Sketch In, Sketch Out: Accelerating both Learning and Inference for Structured Prediction with Kernels
This addresses scalability for researchers and practitioners using structured prediction on complex datasets, but it is incremental as it builds on existing kernel methods.
The paper tackles the scalability issue of surrogate kernel methods for structured prediction by introducing sketching-based approximations for both input and output feature maps, achieving state-of-the-art performance on benchmark datasets where non-sketched methods are intractable.

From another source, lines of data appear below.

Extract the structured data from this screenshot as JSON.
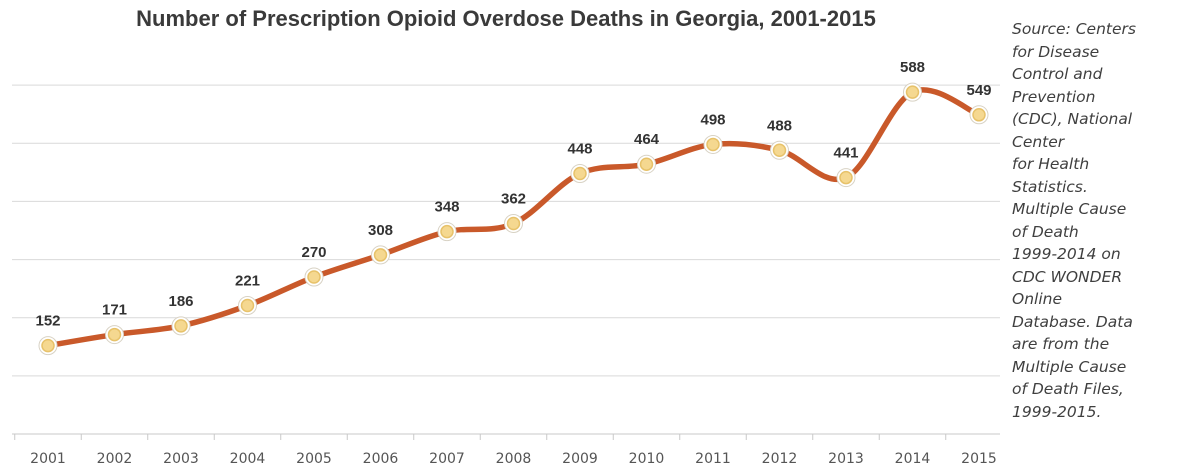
{
  "source_note": "Source: Centers\nfor Disease\nControl and\nPrevention\n(CDC), National\nCenter\nfor Health\nStatistics.\nMultiple Cause\nof Death\n1999-2014 on\nCDC WONDER\nOnline\nDatabase. Data\nare from the\nMultiple Cause\nof Death Files,\n1999-2015.",
  "colors": {
    "line": "#c9592a",
    "marker_fill": "#f5d890",
    "marker_stroke": "#ffffff",
    "marker_ring": "#e7c26a"
  },
  "chart_data": {
    "type": "line",
    "title": "Number of Prescription Opioid Overdose Deaths in Georgia, 2001-2015",
    "xlabel": "",
    "ylabel": "",
    "x": [
      "2001",
      "2002",
      "2003",
      "2004",
      "2005",
      "2006",
      "2007",
      "2008",
      "2009",
      "2010",
      "2011",
      "2012",
      "2013",
      "2014",
      "2015"
    ],
    "series": [
      {
        "values": [
          152,
          171,
          186,
          221,
          270,
          308,
          348,
          362,
          448,
          464,
          498,
          488,
          441,
          588,
          549
        ]
      }
    ],
    "ylim": [
      0,
      700
    ],
    "grid": true,
    "y_tick_labels_visible": false,
    "data_labels": true,
    "smooth": true
  }
}
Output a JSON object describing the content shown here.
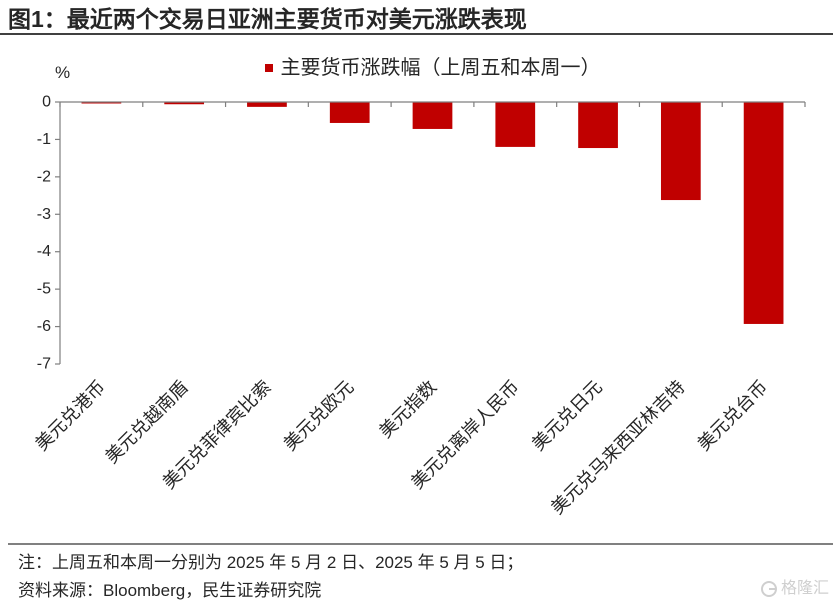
{
  "chart_data": {
    "type": "bar",
    "title": "图1：最近两个交易日亚洲主要货币对美元涨跌表现",
    "ylabel": "%",
    "categories": [
      "美元兑港币",
      "美元兑越南盾",
      "美元兑菲律宾比索",
      "美元兑欧元",
      "美元指数",
      "美元兑离岸人民币",
      "美元兑日元",
      "美元兑马来西亚林吉特",
      "美元兑台币"
    ],
    "series": [
      {
        "name": "主要货币涨跌幅（上周五和本周一）",
        "color": "#C00000",
        "values": [
          -0.04,
          -0.06,
          -0.13,
          -0.56,
          -0.72,
          -1.2,
          -1.23,
          -2.62,
          -5.93
        ]
      }
    ],
    "ylim": [
      -7,
      0
    ],
    "yticks": [
      0,
      -1,
      -2,
      -3,
      -4,
      -5,
      -6,
      -7
    ],
    "grid": false,
    "legend": "top-center",
    "axis_color": "#7f7f7f"
  },
  "notes": {
    "note": "注：上周五和本周一分别为 2025 年 5 月 2 日、2025 年 5 月 5 日；",
    "source": "资料来源：Bloomberg，民生证券研究院"
  },
  "watermark": {
    "text": "格隆汇",
    "icon": "gelonghui-logo-icon",
    "color": "#cfcfcf"
  }
}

Leveraging the kernel trick in both the input and output spaces, surrogate kernel methods are a flexible and theoretically grounded solution to structured output prediction. If they provide state-of-the-art performance on complex data sets of moderate size (e.g., in chemoinformatics), these approaches however fail to scale. We propose to equip surrogate kernel methods with sketching-based approximations, applied to both the input and output feature maps. We prove excess risk bounds on the original structured prediction problem, showing how to attain close-to-optimal rates with a reduced sketch size that depends on the eigendecay of the input/output covariance operators. From a computational perspective, we show that the two approximations have distinct but complementary impacts: sketching the input kernel mostly reduces training time, while sketching the output kernel decreases the inference time. Empirically, our approach is shown to scale, achieving state-of-the-art performance on benchmark data sets where non-sketched methods are intractable.